Reputation: 103
I have a dataframe dfyg
which is a Groupby object containing 120,000 groups. What's the best way to select 10,000 of these groups and pass them to the multiprocessing.Pool.map()
function?
I can think of a for loop which selects 10,000 groups and puts them in a list.
I cannot filter the dataframe before grouping because I would like to either pass all the rows in a group to the map
function or none at all.
i = 0
iter_list = []
for name, group in dfyg:
iter_list.append(group)
i = i + 1
if i >= 10000:
break
Upvotes: 0
Views: 1268
Reputation: 21274
You can create a subset of groups using the groups.keys()

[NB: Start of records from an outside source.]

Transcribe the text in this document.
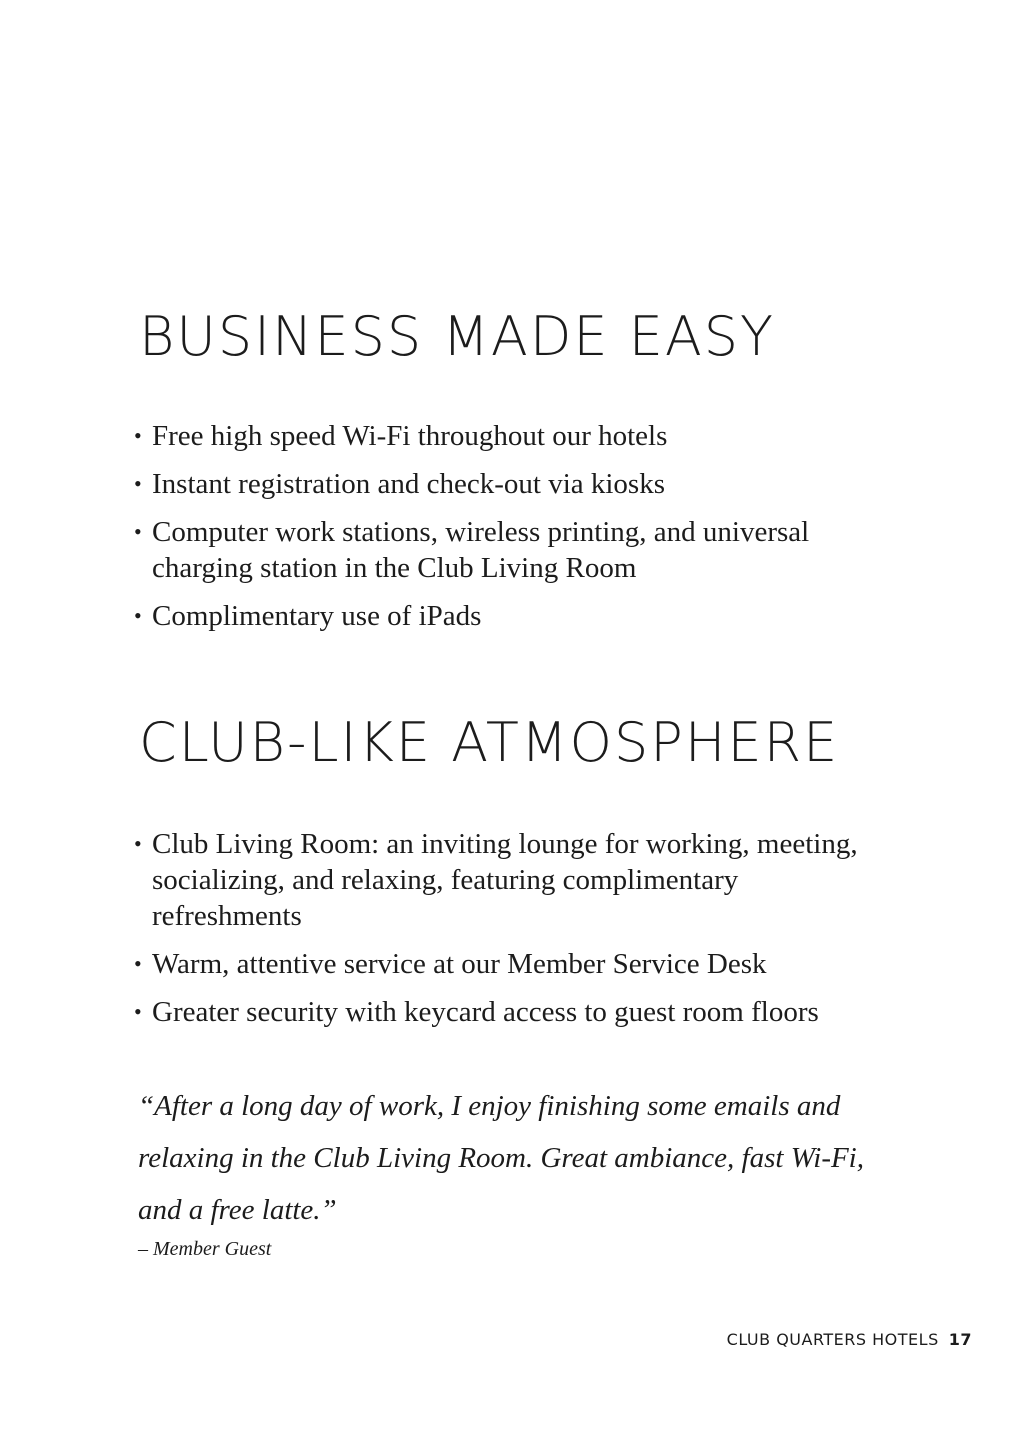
BUSINESS MADE EASY
• Free high speed Wi-Fi throughout our hotels
• Instant registration and check-out via kiosks
• Computer work stations, wireless printing, and universal charging station in the Club Living Room
• Complimentary use of iPads
CLUB-LIKE ATMOSPHERE
• Club Living Room: an inviting lounge for working, meeting, socializing, and relaxing, featuring complimentary refreshments
• Warm, attentive service at our Member Service Desk
• Greater security with keycard access to guest room floors

“After a long day of work, I enjoy finishing some emails and relaxing in the Club Living Room. Great ambiance, fast Wi-Fi, and a free latte.”

– Member Guest

CLUB QUARTERS HOTELS 17
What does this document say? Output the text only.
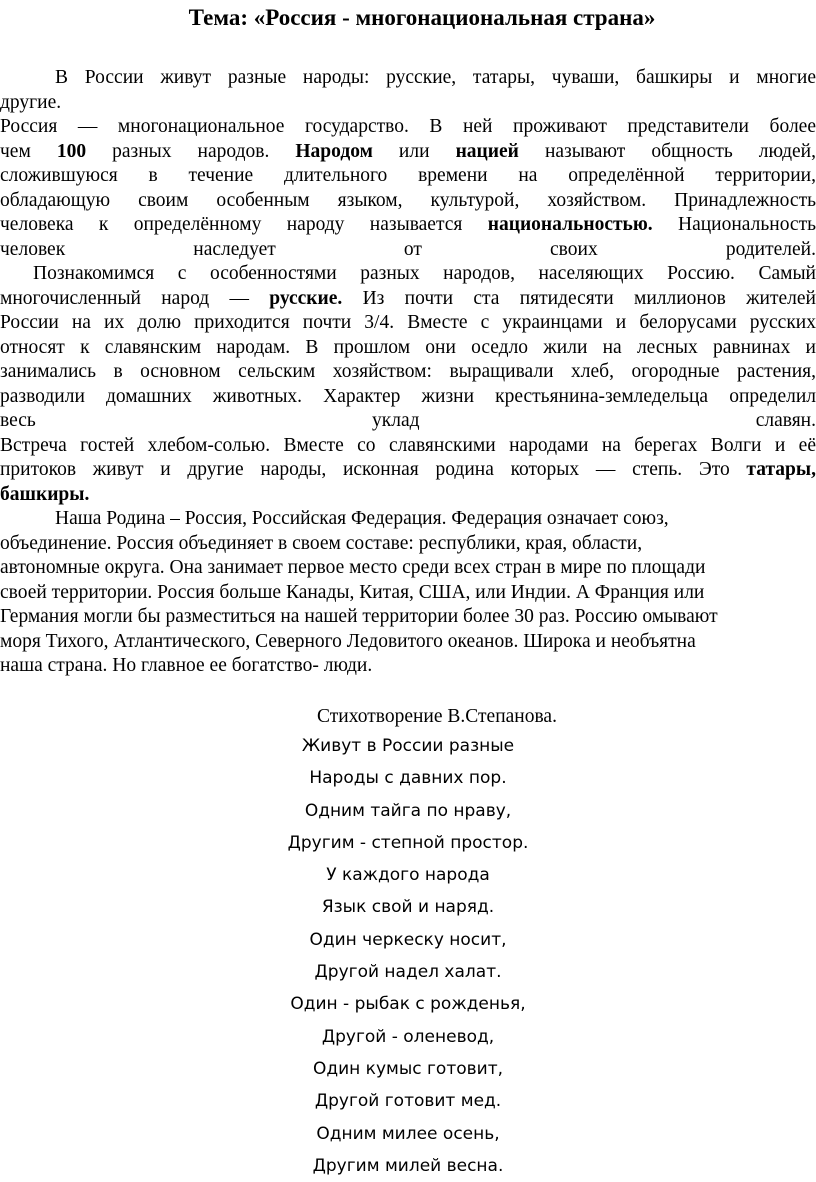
Тема: «Россия - многонациональная страна»
В России живут разные народы: русские, татары, чуваши, башкиры и многие
другие.
Россия — многонациональное государство. В ней проживают представители более
чем 100 разных народов. Народом или нацией называют общность людей,
сложившуюся в течение длительного времени на определённой территории,
обладающую своим особенным языком, культурой, хозяйством. Принадлежность
человека к определённому народу называется национальностью. Национальность
человек наследует от своих родителей.
Познакомимся с особенностями разных народов, населяющих Россию. Самый
многочисленный народ — русские. Из почти ста пятидесяти миллионов жителей
России на их долю приходится почти 3/4. Вместе с украинцами и белорусами русских
относят к славянским народам. В прошлом они оседло жили на лесных равнинах и
занимались в основном сельским хозяйством: выращивали хлеб, огородные растения,
разводили домашних животных. Характер жизни крестьянина-земледельца определил
весь уклад славян.
Встреча гостей хлебом-солью. Вместе со славянскими народами на берегах Волги и её
притоков живут и другие народы, исконная родина которых — степь. Это татары,
башкиры.
Наша Родина – Россия, Российская Федерация. Федерация означает союз,
объединение. Россия объединяет в своем составе: республики, края, области,
автономные округа. Она занимает первое место среди всех стран в мире по площади
своей территории. Россия больше Канады, Китая, США, или Индии. А Франция или
Германия могли бы разместиться на нашей территории более 30 раз. Россию омывают
моря Тихого, Атлантического, Северного Ледовитого океанов. Широка и необъятна
наша страна. Но главное ее богатство- люди.
Стихотворение В.Степанова.
Живут в России разные
Народы с давних пор.
Одним тайга по нраву,
Другим - степной простор.
У каждого народа
Язык свой и наряд.
Один черкеску носит,
Другой надел халат.
Один - рыбак с рожденья,
Другой - оленевод,
Один кумыс готовит,
Другой готовит мед.
Одним милее осень,
Другим милей весна.
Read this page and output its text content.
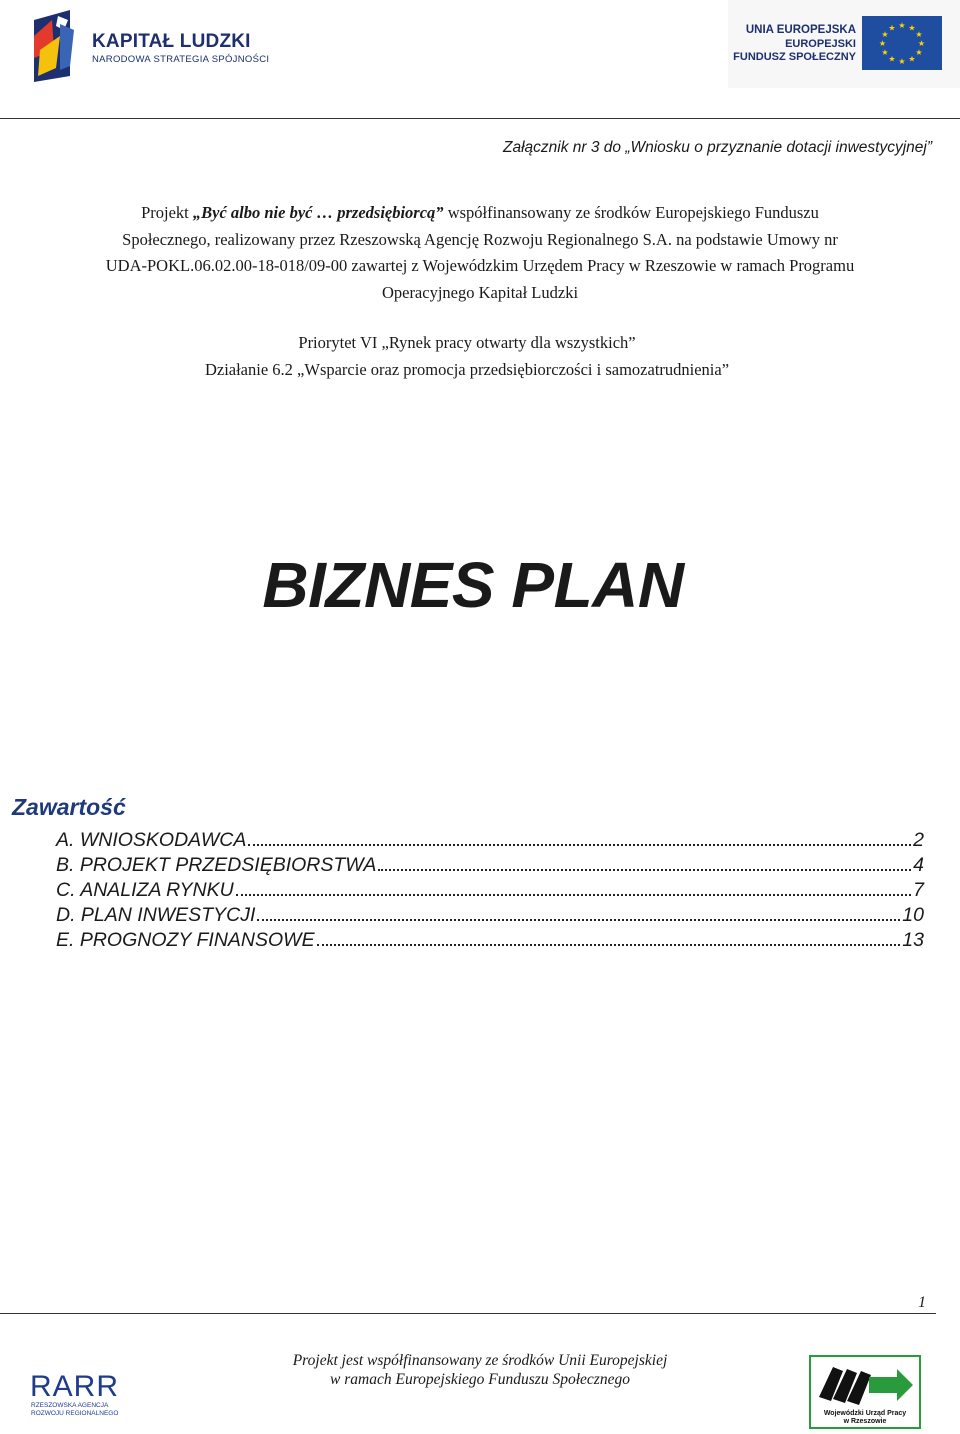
KAPITAŁ LUDZKI
NARODOWA STRATEGIA SPÓJNOŚCI
UNIA EUROPEJSKA
EUROPEJSKI
FUNDUSZ SPOŁECZNY
★ ★
★
★
★
★
★
★
★
★
★
★
Załącznik nr 3 do „Wniosku o przyznanie dotacji inwestycyjnej”
Projekt „Być albo nie być … przedsiębiorcą” współfinansowany ze środków Europejskiego Funduszu
Społecznego, realizowany przez Rzeszowską Agencję Rozwoju Regionalnego S.A. na podstawie Umowy nr
UDA-POKL.06.02.00-18-018/09-00 zawartej z Wojewódzkim Urzędem Pracy w Rzeszowie w ramach Programu
Operacyjnego Kapitał Ludzki
Priorytet VI „Rynek pracy otwarty dla wszystkich”
Działanie 6.2 „Wsparcie oraz promocja przedsiębiorczości i samozatrudnienia”
BIZNES PLAN
Zawartość
A. WNIOSKODAWCA	2
B. PROJEKT PRZEDSIĘBIORSTWA	4
C. ANALIZA RYNKU	7
D. PLAN INWESTYCJI	10
E. PROGNOZY FINANSOWE	13
1
Projekt jest współfinansowany ze środków Unii Europejskiej
w ramach Europejskiego Funduszu Społecznego
RARR
RZESZOWSKA AGENCJA
ROZWOJU REGIONALNEGO	Wojewódzki Urząd Pracy
w Rzeszowie
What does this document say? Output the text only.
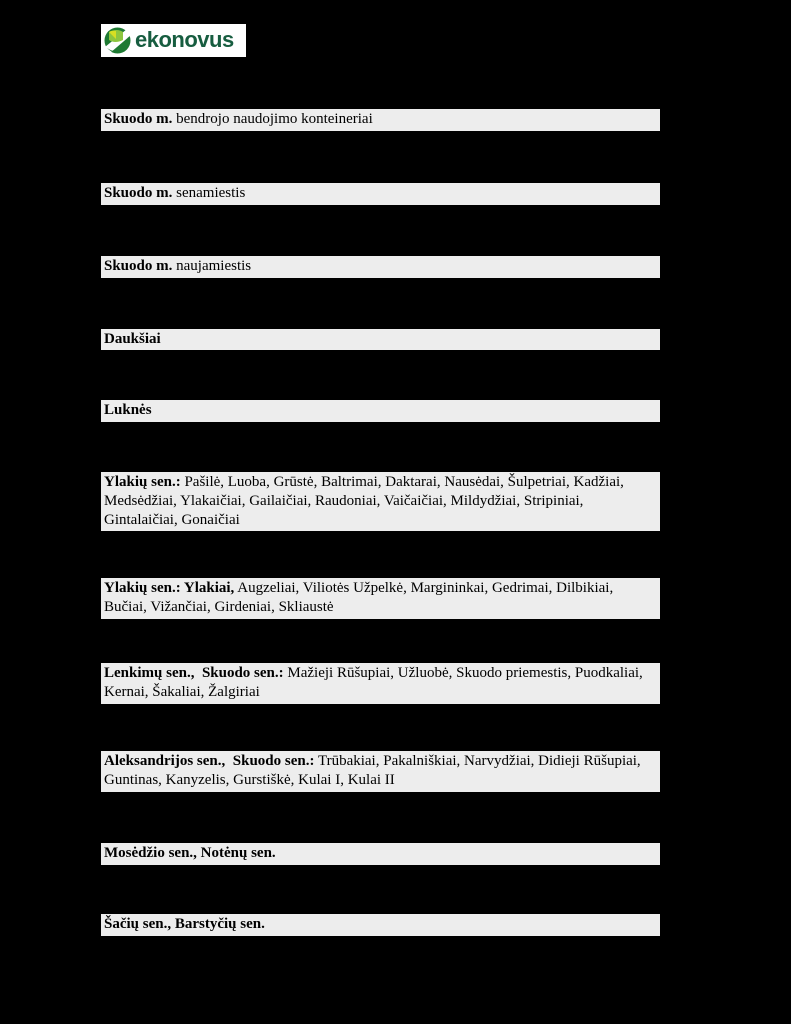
ekonovus
Skuodo m. bendrojo naudojimo konteineriai
Skuodo m. senamiestis
Skuodo m. naujamiestis
Daukšiai
Luknės
Ylakių sen.: Pašilė, Luoba, Grūstė, Baltrimai, Daktarai, Nausėdai, Šulpetriai, Kadžiai, Medsėdžiai, Ylakaičiai, Gailaičiai, Raudoniai, Vaičaičiai, Mildydžiai, Stripiniai, Gintalaičiai, Gonaičiai
Ylakių sen.: Ylakiai, Augzeliai, Viliotės Užpelkė, Margininkai, Gedrimai, Dilbikiai, Bučiai, Vižančiai, Girdeniai, Skliaustė
Lenkimų sen.,  Skuodo sen.: Mažieji Rūšupiai, Užluobė, Skuodo priemestis, Puodkaliai, Kernai, Šakaliai, Žalgiriai
Aleksandrijos sen.,  Skuodo sen.: Trūbakiai, Pakalniškiai, Narvydžiai, Didieji Rūšupiai, Guntinas, Kanyzelis, Gurstiškė, Kulai I, Kulai II
Mosėdžio sen., Notėnų sen.
Šačių sen., Barstyčių sen.
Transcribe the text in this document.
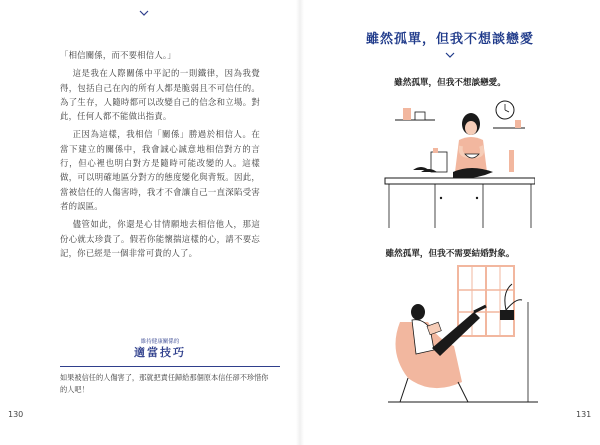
「相信關係，而不要相信人。」

這是我在人際關係中平記的一則鐵律，因為我覺得，包括自己在內的所有人都是脆弱且不可信任的。為了生存，人隨時都可以改變自己的信念和立場。對此，任何人都不能做出指責。

正因為這樣，我相信「關係」勝過於相信人。在當下建立的關係中，我會誠心誠意地相信對方的言行，但心裡也明白對方是隨時可能改變的人。這樣做，可以明確地區分對方的態度變化與背叛。因此，當被信任的人傷害時，我才不會讓自己一直深陷受害者的誤區。

儘管如此，你還是心甘情願地去相信他人，那這份心就太珍貴了。假若你能懷揣這樣的心，請不要忘記，你已經是一個非常可貴的人了。

維持健康關係的
適當技巧
如果被信任的人傷害了，那就把責任歸給那個原本信任卻不珍惜你的人吧！
130
雖然孤單，但我不想談戀愛
雖然孤單，但我不想談戀愛。
雖然孤單，但我不需要結婚對象。
131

property, then use groupby.filter()
:
subset = list(gb.groups.keys())[:n_grp]
gb.filter(lambda x: x.name in subset)
Data:
import numpy as np
import pandas as pd
n = 1000
n_grp = 2
grp = ["A", "B", "C", "D"]
data = {"grp": np.random.choice(grp, size=n, replace=True),
"val": np.random.random(size=n)}
df = pd.DataFrame(data)
gb = df.groupby("grp")
Upvotes: 2
Reputation: 323346
You still can filter them before groupby
using factorize
, this will assign each groupkey value to one int , then you slice the number less that 10000, or you can pick random using np.random.choice
(like groupneeed =np.random.choice(np.unique(pd.factorize(df.groupbykey)[0]),2,replace=False)
)
df=pd.DataFrame({'groupbykey':list('aabbddcc')})
df[pd.factorize(df.groupbykey)[0]<2]
groupbykey
0 a
1 a
2 b
3 b
#df[np.isin(pd.factorize(df.groupbykey)[0],groupneeed )]
Upvotes: 2